SOUTH FULTON, Ga. - Six years after a young football player died on a Fulton County field, the city announced a new measure to prevent future heat-related deaths in athletes.
The South Fulton City Council said the Johnny Tolbert Ordinance, named after the 12-year-old football player who died in a heat-related emergency in 2016, mandates coaches in South Fulton youth sports programs receive heat-related training. It also requires water vessels at city park facilities to cool body temperatures in heat-related emergencies.
Tolbert's mother has fought for years for legislation to protect youth athletes. Michelle Wright made an emotional plea in March during a hearing on a proposed bill for the second time in three years.

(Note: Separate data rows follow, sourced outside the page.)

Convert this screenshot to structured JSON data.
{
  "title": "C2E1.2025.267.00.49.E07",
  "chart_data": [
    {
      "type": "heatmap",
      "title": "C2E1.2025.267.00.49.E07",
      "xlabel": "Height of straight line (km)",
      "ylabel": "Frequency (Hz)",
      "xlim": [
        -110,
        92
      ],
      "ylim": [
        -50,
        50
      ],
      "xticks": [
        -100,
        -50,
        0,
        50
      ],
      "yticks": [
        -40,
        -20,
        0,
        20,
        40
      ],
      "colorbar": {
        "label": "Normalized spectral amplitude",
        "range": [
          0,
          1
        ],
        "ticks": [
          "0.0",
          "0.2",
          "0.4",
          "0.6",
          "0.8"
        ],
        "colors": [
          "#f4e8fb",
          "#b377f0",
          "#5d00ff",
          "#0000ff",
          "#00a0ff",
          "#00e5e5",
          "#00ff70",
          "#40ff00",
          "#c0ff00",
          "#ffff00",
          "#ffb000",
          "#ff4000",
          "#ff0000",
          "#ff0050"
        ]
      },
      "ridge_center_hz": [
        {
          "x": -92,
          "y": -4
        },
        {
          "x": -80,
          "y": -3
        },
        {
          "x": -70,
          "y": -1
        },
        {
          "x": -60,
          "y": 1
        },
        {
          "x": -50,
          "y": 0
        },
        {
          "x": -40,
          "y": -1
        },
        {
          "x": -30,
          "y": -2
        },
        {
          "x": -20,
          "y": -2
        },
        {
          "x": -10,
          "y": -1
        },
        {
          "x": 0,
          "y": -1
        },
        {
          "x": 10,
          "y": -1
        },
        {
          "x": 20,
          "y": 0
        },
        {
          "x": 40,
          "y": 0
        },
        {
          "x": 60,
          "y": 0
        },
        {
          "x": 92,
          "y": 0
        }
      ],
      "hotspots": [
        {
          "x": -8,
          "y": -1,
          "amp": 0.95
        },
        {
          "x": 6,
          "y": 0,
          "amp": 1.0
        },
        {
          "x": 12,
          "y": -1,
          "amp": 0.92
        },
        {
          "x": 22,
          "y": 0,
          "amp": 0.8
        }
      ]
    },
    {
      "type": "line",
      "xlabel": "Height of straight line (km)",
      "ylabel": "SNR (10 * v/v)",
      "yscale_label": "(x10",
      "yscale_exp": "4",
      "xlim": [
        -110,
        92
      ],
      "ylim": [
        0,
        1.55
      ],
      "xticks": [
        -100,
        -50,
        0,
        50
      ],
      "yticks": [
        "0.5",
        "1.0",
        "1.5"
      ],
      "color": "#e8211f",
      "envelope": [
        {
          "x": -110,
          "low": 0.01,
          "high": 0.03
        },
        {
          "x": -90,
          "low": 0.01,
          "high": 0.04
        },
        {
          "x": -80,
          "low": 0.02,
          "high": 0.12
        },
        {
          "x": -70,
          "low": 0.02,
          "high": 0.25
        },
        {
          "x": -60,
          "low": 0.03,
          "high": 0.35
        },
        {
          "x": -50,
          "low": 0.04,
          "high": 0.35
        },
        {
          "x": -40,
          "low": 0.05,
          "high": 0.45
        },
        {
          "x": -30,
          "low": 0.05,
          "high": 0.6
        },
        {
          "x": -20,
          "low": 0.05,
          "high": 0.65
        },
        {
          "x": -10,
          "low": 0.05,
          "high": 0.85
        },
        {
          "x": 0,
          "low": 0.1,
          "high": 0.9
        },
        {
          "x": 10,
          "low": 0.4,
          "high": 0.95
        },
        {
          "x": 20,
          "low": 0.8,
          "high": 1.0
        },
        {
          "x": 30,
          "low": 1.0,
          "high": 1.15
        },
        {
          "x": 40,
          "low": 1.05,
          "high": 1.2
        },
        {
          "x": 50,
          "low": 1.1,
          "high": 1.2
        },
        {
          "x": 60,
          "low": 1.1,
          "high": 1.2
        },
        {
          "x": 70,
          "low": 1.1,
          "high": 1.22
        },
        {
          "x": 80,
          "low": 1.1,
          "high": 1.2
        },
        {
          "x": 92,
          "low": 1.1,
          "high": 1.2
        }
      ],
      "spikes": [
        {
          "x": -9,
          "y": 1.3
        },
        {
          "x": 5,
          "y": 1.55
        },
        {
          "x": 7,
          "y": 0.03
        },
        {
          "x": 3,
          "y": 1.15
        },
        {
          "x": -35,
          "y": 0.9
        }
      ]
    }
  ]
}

Michelle Wright has fought for years for legislation to protect youth athletes. (FOX 5 Atlanta) (FOX 5 Atlanta)
Councilwoman Helen Willis criticized the General Assembly failing to pass statewide legislation. She said the water vessels cost about $200.
"This was a no-brainer," Willis said. "The state legislator got this wrong."
Wright hopes the city policy will lead to more changes in other cities or at the state level.
"All I can say is, I have been fighting for six years and I will continue to fight," she said.
Johnny Tolbert collapsed at Welcome All Park in Fulton County during a recreation league football practice. The family's attorney said it was 93 degrees, 36% humidity when he collapsed in July 2016. (Provided photo)
Johnny Tolbert collapsed at Welcome All Park in Fulton County during a football practice. The family's attorney said it was 93 degrees, 36% humidity when he collapsed in July 2016.
Willis called the ordinance the first step to saving young athletes. Willis said she plans to work with counterparts in neighboring cities to get similar measures passed.
"While they will be safe here in the city, when they leave, I want them to have that same safety," Willis said.